Consider changing the data types to something less internal

Question

Consider changing the data types to something less internal

Opened this issue a year ago · 4 comments

In this column, the data types are named by their internal validation function for clojure.spec. As these are relatively arbitratily named, I would suggest changing them out for something 1) used more widely and 2) further abstracted 3) reveals less about inner implementation.

One such solution would be to use the Typescript standard, as that is becoming a very widely used type system.

the changes would look like this

inner implementation	typed reference	as multiple
uuid-string	uuid	uuid[]
strings<->uuids	uuid[]	uuid[]
single-string	string	string[]
cell-list	string[]	string[]
YN<->bool	boolean	boolean[]
string-date<->timestamp	timestamp	timestamp[]
status	"3" \ "2" \ "1"	Array<"3" \ "2" \ "1">

optional values get added question marks. string?, string[]?, etc

Answer 1 · 2023-09-26T13:40:32.000Z

Then, we can talk about how a boolean is represented as "Y" | "N" in the spreadsheet, or as a boolean in ingested data

Answer 2 · 2023-09-26T13:50:18.000Z

Yeah, agree.
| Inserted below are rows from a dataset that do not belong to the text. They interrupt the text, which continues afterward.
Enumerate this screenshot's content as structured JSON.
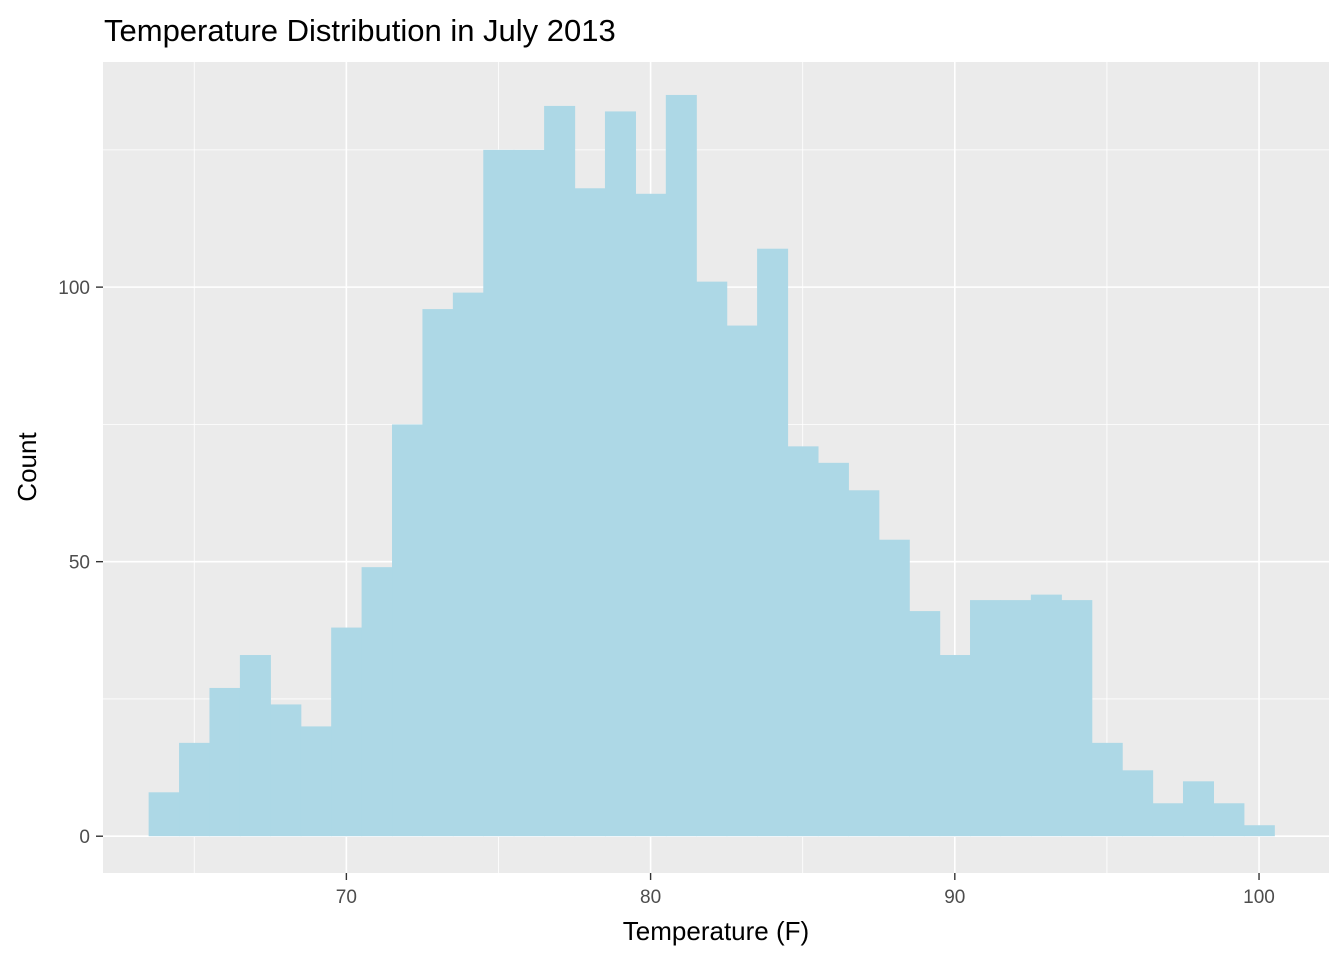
{
  "chart_data": {
    "type": "bar",
    "subtype": "histogram",
    "title": "Temperature Distribution in July 2013",
    "xlabel": "Temperature (F)",
    "ylabel": "Count",
    "xlim": [
      62.0,
      102.3
    ],
    "ylim": [
      -6.7,
      141
    ],
    "x_ticks": [
      70,
      80,
      90,
      100
    ],
    "x_tick_labels": [
      "70",
      "80",
      "90",
      "100"
    ],
    "y_ticks": [
      0,
      50,
      100
    ],
    "y_tick_labels": [
      "0",
      "50",
      "100"
    ],
    "x_minor_ticks": [
      65,
      75,
      85,
      95
    ],
    "y_minor_ticks": [
      25,
      75,
      125
    ],
    "bin_width": 1,
    "bins": [
      {
        "x": 64,
        "count": 8
      },
      {
        "x": 65,
        "count": 17
      },
      {
        "x": 66,
        "count": 27
      },
      {
        "x": 67,
        "count": 33
      },
      {
        "x": 68,
        "count": 24
      },
      {
        "x": 69,
        "count": 20
      },
      {
        "x": 70,
        "count": 38
      },
      {
        "x": 71,
        "count": 49
      },
      {
        "x": 72,
        "count": 75
      },
      {
        "x": 73,
        "count": 96
      },
      {
        "x": 74,
        "count": 99
      },
      {
        "x": 75,
        "count": 125
      },
      {
        "x": 76,
        "count": 125
      },
      {
        "x": 77,
        "count": 133
      },
      {
        "x": 78,
        "count": 118
      },
      {
        "x": 79,
        "count": 132
      },
      {
        "x": 80,
        "count": 117
      },
      {
        "x": 81,
        "count": 135
      },
      {
        "x": 82,
        "count": 101
      },
      {
        "x": 83,
        "count": 93
      },
      {
        "x": 84,
        "count": 107
      },
      {
        "x": 85,
        "count": 71
      },
      {
        "x": 86,
        "count": 68
      },
      {
        "x": 87,
        "count": 63
      },
      {
        "x": 88,
        "count": 54
      },
      {
        "x": 89,
        "count": 41
      },
      {
        "x": 90,
        "count": 33
      },
      {
        "x": 91,
        "count": 43
      },
      {
        "x": 92,
        "count": 43
      },
      {
        "x": 93,
        "count": 44
      },
      {
        "x": 94,
        "count": 43
      },
      {
        "x": 95,
        "count": 17
      },
      {
        "x": 96,
        "count": 12
      },
      {
        "x": 97,
        "count": 6
      },
      {
        "x": 98,
        "count": 10
      },
      {
        "x": 99,
        "count": 6
      },
      {
        "x": 100,
        "count": 2
      }
    ],
    "colors": {
      "fill": "#add8e6",
      "panel_background": "#ebebeb",
      "grid": "#ffffff"
    },
    "grid": true,
    "legend": "none"
  }
}
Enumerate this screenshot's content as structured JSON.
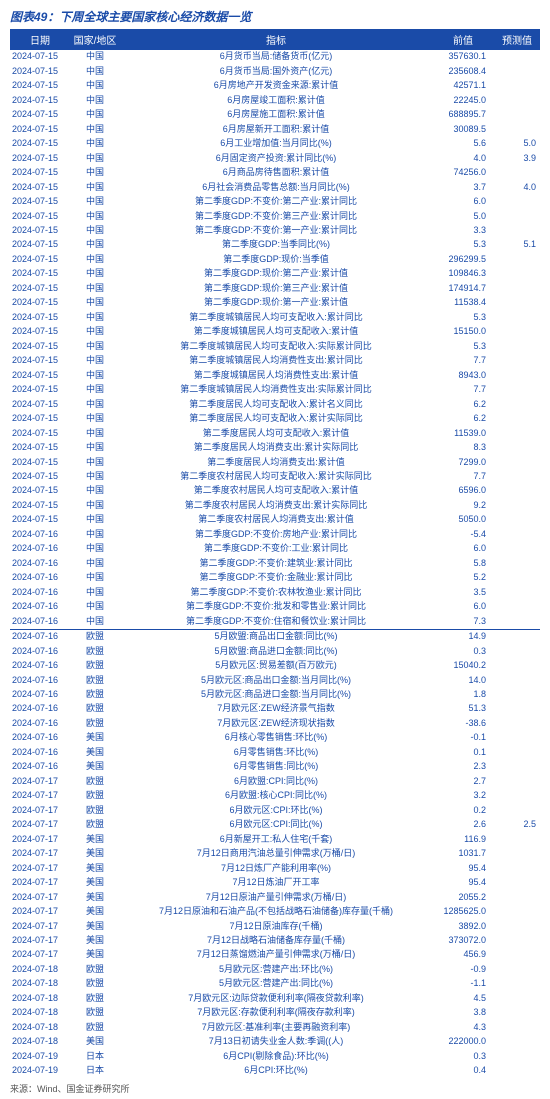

Or even have a human readable version, like I report in the detailed section: uuid-strings -> String, formatted in UUID format.

I think there's a good case for explaining what different data types are (strings, integers, bools), the related validators and what we use them for. For some readers, this may be the first time anyone's done that for them!

Answer 3 · 2023-09-26T13:52:52.000Z

There's a greater issue there of data-types in the sheet vs data-types in the intermediate system vs data-types in json exports.

Clojure/Script has a uuid data type, for example, where it is a string in the sheet and a string in the export. Similarly, dates have multiple representations along the chain.

They do have predictable transformations, though.

Answer 4 · 2023-09-26T14:29:50.000Z

I think there are three audiences, with various overlapping interests in the docs:
A) developers, who want to know how type handling should be managed;
B) researchers: likely to use the model in practice, and will have interest what they need to do for data validation/integrity/quality; and,
C) downstream users of product derived from our data: assessment of the meaning of a field and the rules used to create it, as an aid to understanding.

Stuff written for B and C is generally useful to A, but stuff for A less so for B and C!